INTERVIEW: Nathan Trent

Der österreichische Sänger Nathan Trent stand vor fünf Jahren auf der großen ESC-Bühne, aber erst jetzt kommt sein Debüt-Album „The Stages Of Change“. Mehr dazu verrät er im Interview.

Nathan Trent

Beim Eurovision Song Contest 2017 in Kyjiw vertrat Nathan Trent Österreich mit „Running On Air“. Im Anschluss gab es immer wieder Singles von ihm zu hören, am 01. April 2022 folgt mit „The Stages Of Change“ endlich ein Album.

Im Interview mit bleistiftrocker.de spricht Nathan Trent unter anderem über seinen Umzug nach Deutschland, seine Erinnerungen an die Zeit beim ESC und seine neuen Songs.

 

bleistiftrocker.de: Wie kommt es, dass du inzwischen in Berlin lebst?

Nathan Trent: Ich bin eines Tages einfach aufgewacht und habe gesagt: ‚Ich ziehe jetzt nach Berlin.‘ Dann war ich letztes Jahr im Sommer ein bisschen schnuppern, so ein oder zwei Wochen.
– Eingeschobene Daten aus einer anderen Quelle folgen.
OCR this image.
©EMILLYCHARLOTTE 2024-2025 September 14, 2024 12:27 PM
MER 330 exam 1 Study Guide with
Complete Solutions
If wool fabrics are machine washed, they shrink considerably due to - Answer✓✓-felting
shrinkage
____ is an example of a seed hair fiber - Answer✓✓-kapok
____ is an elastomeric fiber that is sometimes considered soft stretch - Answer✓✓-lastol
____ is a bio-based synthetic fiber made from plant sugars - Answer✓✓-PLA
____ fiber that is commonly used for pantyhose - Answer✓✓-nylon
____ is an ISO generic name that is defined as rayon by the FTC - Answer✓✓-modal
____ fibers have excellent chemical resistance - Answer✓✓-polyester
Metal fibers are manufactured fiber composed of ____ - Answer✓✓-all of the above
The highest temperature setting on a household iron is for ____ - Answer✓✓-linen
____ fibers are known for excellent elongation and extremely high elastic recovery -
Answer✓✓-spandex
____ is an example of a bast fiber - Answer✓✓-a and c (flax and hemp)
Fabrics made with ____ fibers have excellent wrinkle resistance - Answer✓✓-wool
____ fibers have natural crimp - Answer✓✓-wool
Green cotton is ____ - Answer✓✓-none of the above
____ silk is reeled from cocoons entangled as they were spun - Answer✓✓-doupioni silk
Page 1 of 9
Und habe gesagt: ‚Das ist absolut meine Stadt, da geht es jetzt hin.‘ Das habe ich einfach beschlossen und hatte dann auch wahnsinnig viel Glück mit der Wohnungssuche. Ich wohne im Prenzlauer Berg, eine sehr schöne Gegend, ich liebe es dort. Meine Tour findet allerdings in Österreich statt. Es wird jetzt das Ziel sein, auch in Berlin eine Fangemeinde aufzubauen.

Du bist 2017 beim Eurovision Song Contest erstmals so richtig in Erscheinung getreten. Was ist seitdem bei dir passiert?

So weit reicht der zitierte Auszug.